Detailed configuration options

Web Only Mode

This is a special mode only for Linux hosts, where only Landoop's Web UIs are started and kafka services are expected to be running on the local machine. It must be run with --net=host flag, thus the Linux only requisite:

docker run --rm -it --net=host \
           -e WEB_ONLY=true \
           landoop/fast-data-dev

This is useful if you already have a cluster with Confluent's distribution installed and want just the additional Landoop Fast Data web UI.

Connect Heap Size

You can configure Connect's heap size via the environment variable CONNECT_HEAP. The default is 1G:

docker run -e CONNECT_HEAP=5G -d landoop/fast-data-dev

Basic Auth (password)

We have included a web server to serve Landoop UIs and proxy the schema registry and kafa REST proxy services, in order to share your docker over the web. If you want some basic protection, pass the PASSWORD variable and the web server will be protected by user kafka with your password. If you want to setup the username too, set the USER variable.

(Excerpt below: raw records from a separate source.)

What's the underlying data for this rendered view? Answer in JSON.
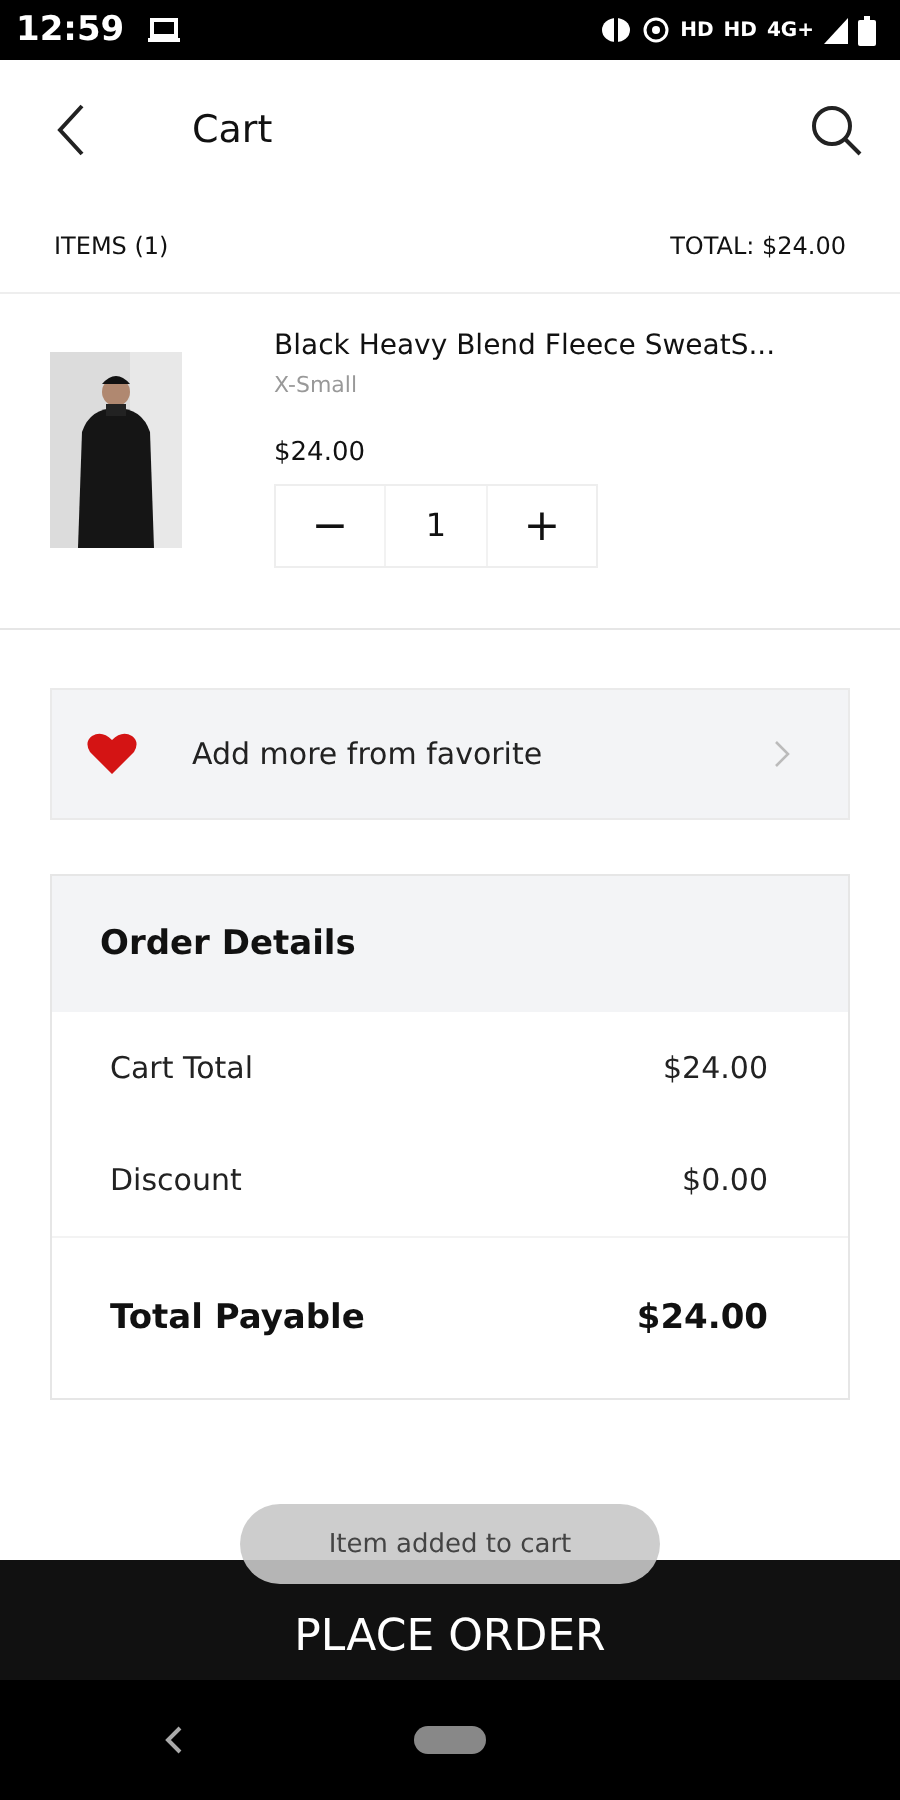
{
  "status_bar": {
    "time": "12:59",
    "indicators": [
      "HD",
      "HD",
      "4G+"
    ]
  },
  "header": {
    "title": "Cart"
  },
  "summary": {
    "items": "ITEMS (1)",
    "total": "TOTAL: $24.00"
  },
  "cart_items": [
    {
      "name": "Black Heavy Blend Fleece SweatS...",
      "size": "X-Small",
      "price": "$24.00",
      "quantity": "1",
      "decrement": "−",
      "increment": "+"
    }
  ],
  "favorites": {
    "label": "Add more from favorite"
  },
  "order_details": {
    "title": "Order Details",
    "rows": [
      {
        "label": "Cart Total",
        "value": "$24.00",
        "kind": "line"
      },
      {
        "label": "Discount",
        "value": "$0.00",
        "kind": "line"
      },
      {
        "label": "Total Payable",
        "value": "$24.00",
        "kind": "total"
      }
    ]
  },
  "toast": "Item added to cart",
  "place_order": "PLACE ORDER"
}
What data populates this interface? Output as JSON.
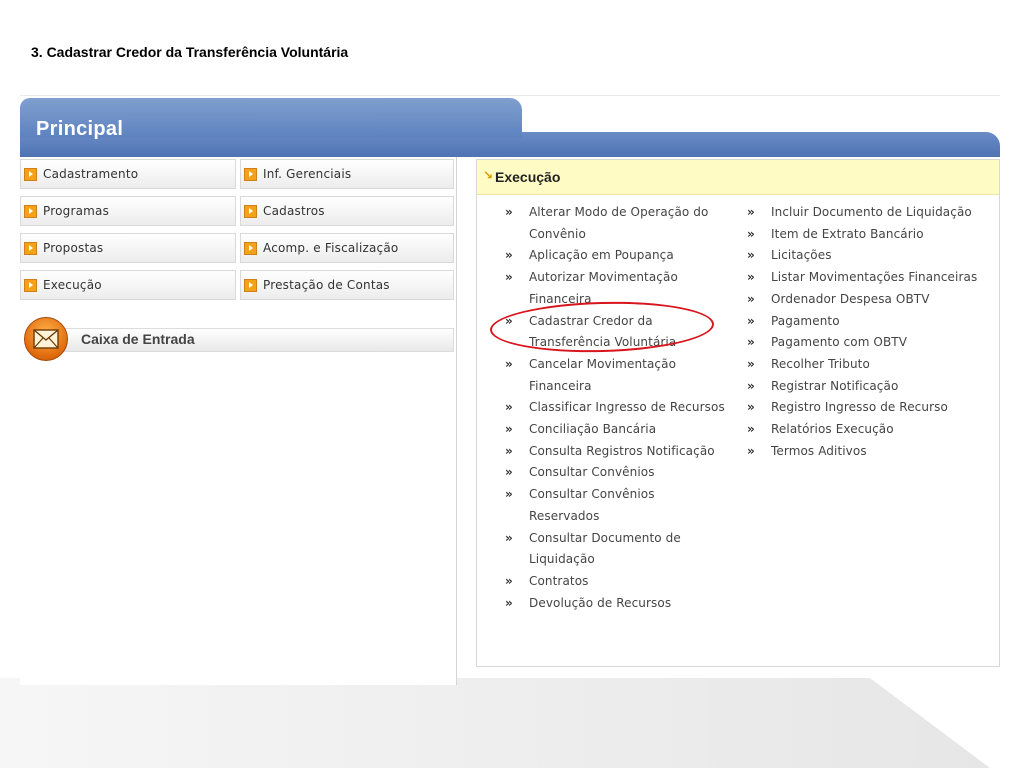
{
  "slide": {
    "title": "3. Cadastrar Credor da Transferência Voluntária"
  },
  "app": {
    "tab_label": "Principal",
    "nav": [
      {
        "label": "Cadastramento"
      },
      {
        "label": "Inf. Gerenciais"
      },
      {
        "label": "Programas"
      },
      {
        "label": "Cadastros"
      },
      {
        "label": "Propostas"
      },
      {
        "label": "Acomp. e Fiscalização"
      },
      {
        "label": "Execução"
      },
      {
        "label": "Prestação de Contas"
      }
    ],
    "inbox_label": "Caixa de Entrada",
    "panel": {
      "title": "Execução",
      "col1": [
        "Alterar Modo de Operação do Convênio",
        "Aplicação em Poupança",
        "Autorizar Movimentação Financeira",
        "Cadastrar Credor da Transferência Voluntária",
        "Cancelar Movimentação Financeira",
        "Classificar Ingresso de Recursos",
        "Conciliação Bancária",
        "Consulta Registros Notificação",
        "Consultar Convênios",
        "Consultar Convênios Reservados",
        "Consultar Documento de Liquidação",
        "Contratos",
        "Devolução de Recursos"
      ],
      "col2": [
        "Incluir Documento de Liquidação",
        "Item de Extrato Bancário",
        "Licitações",
        "Listar Movimentações Financeiras",
        "Ordenador Despesa OBTV",
        "Pagamento",
        "Pagamento com OBTV",
        "Recolher Tributo",
        "Registrar Notificação",
        "Registro Ingresso de Recurso",
        "Relatórios Execução",
        "Termos Aditivos"
      ]
    },
    "highlight_color": "#d8141c",
    "accent_color": "#5d82bf",
    "nav_icon_color": "#f3a21a"
  }
}
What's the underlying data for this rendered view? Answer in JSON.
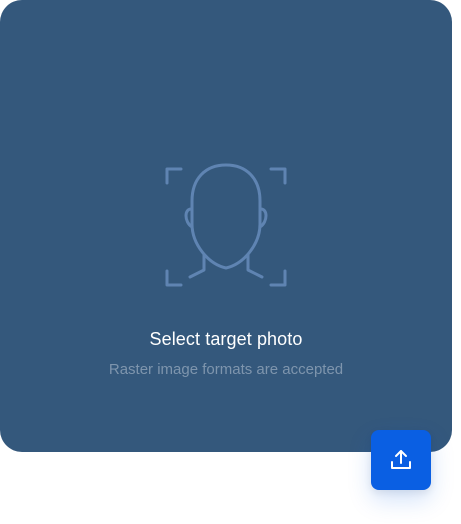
{
  "upload_card": {
    "icon": "face-scan-icon",
    "title": "Select target photo",
    "subtitle": "Raster image formats are accepted"
  },
  "upload_button": {
    "icon": "upload-icon"
  },
  "colors": {
    "card_background": "#34587c",
    "icon_stroke": "#5f84b2",
    "title_text": "#ffffff",
    "subtitle_text": "#7e95ad",
    "button_background": "#0a5fe3",
    "button_icon": "#ffffff"
  }
}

 docker run --rm -it -p 3030:3030 \
            -e PASSWORD=password \
            landoop/fast-data-dev

Disable tests

By default this docker runs a set of coyote tests, to ensure that your container and development environment is all set up. You can disable running the coyote tests using the flag:

-e RUNTESTS=0

Run Kafka as root

In the recent versions of fast-data-dev, we switched to running Kafka as user nobody instead of root since it was a bad practice. The old behaviour may still be desirable, for example on our HDFS connector tests, Connect worker needs to run as the root user in order to be able to write to the HDFS. To switch to the old behaviour, use:

-e RUN_AS_ROOT=1

JMX Metrics

JMX metrics are enabled by default. If you want to disable them for some reason (e.g you need the ports for other purposes), use the DISABLE_JMX environment variable:

docker run --rm -it --net=host \
           -e DISABLE_JMX=1 \
           landoop/fast-data-dev

JMX ports are hardcoded to 9581 for the broker, 9582 for schema registry, 9583 for REST proxy and 9584 for connect distributed.